After today's surprising pre-announcement of positive same-store sales, is it finally time to buy Target? Cramer said he's encouraged by the company's news that food and fashion are growing, but the announcement itself raises other issues.
When it comes to retail, forecasting is everything. If you do it correctly, you have just the right amount of what customers want. Do it incorrectly, and it's markdown city. So why then did Target get it wrong, forecasting lower sales only to change their mind now?
In a world where Amazon uses artificial intelligence to know what customers want before they do, you cannot afford to get your forecasts wrong.

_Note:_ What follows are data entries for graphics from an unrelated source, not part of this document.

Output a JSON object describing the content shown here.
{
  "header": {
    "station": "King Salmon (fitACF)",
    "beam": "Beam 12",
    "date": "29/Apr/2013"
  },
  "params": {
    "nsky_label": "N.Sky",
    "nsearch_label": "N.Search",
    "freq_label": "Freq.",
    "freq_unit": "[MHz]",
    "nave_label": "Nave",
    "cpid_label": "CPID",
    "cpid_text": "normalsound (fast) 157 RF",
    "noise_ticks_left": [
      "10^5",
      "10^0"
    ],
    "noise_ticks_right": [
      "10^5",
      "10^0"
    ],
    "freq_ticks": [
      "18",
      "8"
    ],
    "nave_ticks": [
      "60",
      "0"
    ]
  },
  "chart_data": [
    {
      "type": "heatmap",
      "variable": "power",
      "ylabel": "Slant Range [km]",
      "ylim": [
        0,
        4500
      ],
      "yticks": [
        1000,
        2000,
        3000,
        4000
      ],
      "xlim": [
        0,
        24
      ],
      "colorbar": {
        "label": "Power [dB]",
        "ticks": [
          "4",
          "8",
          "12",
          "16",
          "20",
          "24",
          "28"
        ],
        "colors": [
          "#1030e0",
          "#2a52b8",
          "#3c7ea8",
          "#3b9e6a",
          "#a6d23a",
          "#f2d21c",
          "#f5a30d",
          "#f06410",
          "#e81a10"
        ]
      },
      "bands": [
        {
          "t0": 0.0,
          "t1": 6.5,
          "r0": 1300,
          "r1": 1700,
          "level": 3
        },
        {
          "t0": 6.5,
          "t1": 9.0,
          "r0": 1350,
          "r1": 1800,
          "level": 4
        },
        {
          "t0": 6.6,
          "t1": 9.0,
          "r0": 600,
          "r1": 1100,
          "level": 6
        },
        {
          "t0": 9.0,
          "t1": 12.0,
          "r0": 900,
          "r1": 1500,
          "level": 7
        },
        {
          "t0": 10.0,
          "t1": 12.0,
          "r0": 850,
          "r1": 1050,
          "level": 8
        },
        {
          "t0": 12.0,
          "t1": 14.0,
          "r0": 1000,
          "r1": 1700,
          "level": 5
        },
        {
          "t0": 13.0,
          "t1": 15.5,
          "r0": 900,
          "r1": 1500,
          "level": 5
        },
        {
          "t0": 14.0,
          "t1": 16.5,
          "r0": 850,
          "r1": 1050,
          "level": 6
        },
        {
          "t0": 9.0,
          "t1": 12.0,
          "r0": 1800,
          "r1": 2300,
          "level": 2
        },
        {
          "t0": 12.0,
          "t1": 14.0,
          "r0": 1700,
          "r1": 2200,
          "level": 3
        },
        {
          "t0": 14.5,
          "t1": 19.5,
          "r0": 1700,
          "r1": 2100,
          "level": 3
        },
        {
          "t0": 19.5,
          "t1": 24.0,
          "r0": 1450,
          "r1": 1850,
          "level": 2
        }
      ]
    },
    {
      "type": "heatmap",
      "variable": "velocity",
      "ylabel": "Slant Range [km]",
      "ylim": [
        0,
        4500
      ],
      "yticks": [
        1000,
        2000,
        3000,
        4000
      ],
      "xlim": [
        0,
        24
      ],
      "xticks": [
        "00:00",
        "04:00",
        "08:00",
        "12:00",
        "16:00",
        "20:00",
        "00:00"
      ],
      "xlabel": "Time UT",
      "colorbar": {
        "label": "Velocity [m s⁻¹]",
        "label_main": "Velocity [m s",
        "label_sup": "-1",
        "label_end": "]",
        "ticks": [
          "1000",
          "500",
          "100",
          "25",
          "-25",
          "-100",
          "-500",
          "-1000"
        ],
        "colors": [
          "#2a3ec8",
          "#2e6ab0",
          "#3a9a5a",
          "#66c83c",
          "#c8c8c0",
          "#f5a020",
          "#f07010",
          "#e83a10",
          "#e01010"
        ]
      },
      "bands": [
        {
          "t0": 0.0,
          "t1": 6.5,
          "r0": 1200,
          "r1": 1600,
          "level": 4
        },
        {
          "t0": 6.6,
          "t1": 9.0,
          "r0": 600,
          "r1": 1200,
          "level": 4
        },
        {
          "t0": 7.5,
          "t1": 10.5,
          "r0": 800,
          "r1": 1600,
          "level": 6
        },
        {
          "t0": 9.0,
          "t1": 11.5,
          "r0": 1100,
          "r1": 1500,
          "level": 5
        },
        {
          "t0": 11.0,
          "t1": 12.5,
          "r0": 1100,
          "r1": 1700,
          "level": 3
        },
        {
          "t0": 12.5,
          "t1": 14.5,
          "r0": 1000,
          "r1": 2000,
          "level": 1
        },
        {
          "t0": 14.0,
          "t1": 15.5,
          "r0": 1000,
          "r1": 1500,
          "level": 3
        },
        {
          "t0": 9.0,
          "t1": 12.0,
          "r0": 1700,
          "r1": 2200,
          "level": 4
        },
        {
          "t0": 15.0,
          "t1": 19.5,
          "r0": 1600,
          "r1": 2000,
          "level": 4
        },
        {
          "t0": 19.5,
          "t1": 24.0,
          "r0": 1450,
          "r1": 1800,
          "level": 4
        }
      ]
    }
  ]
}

That's why Cramer said that today's news, while positive, only makes the retailers a buy for a trade and not for an investment.
Sometimes a stock comes down so hard and so fast, it takes your breath away, Cramer told viewers. That has certainly been the case with Alder BioPharmaceuticals (ALDR) , which has lost 45% of it's value over the past three months.
Cramer said he's been dead wrong on this development-stage biotech, recommending it multiple times over the past few years. The company only has one drug in its near-term pipeline, a genetically engineered antibody treatment for migraines. Currently, there's only one treatment for migraines available and that's Allergan's (AGN) Botox.
But when Alder reported the Phase III results on June 27, the stock got crushed, despite the trial meeting all of its goals. The problem? The results were widely expected and now investors are worried that rivals may beat the company to market.
Cramer said while he's been wrong thus far on Alder, he only cares where a stock is going, not where its been. In this case, the fears have been overblown to the downside and he'd be a buyer at these levels.
But, he warned, development stage biotechs are for speculation only, as we've just seen how risky these stocks can be.
Cramer was bearish on Kinder Morgan (KMI) .
Cramer and the AAP team are telling their investment club members what they will be looking for when Citigroup (C) and Wells Fargo (WFC) report earnings. Get in on the conversation with a free trial subscription to Action Alerts PLUS.
Am I Diversified?
In the "Am I Diversified" segment, Cramer spoke with callers and responded to tweets sent via Twitter to @JimCramer to see if investors' portfolios have what it takes for today's markets.
Cramer said he'd bless this portfolio as diversified, but the stocks are all expensive.
Cramer said this portfolio can't have two entertainment companies and he suggested selling Disney to swap in a healthcare stock.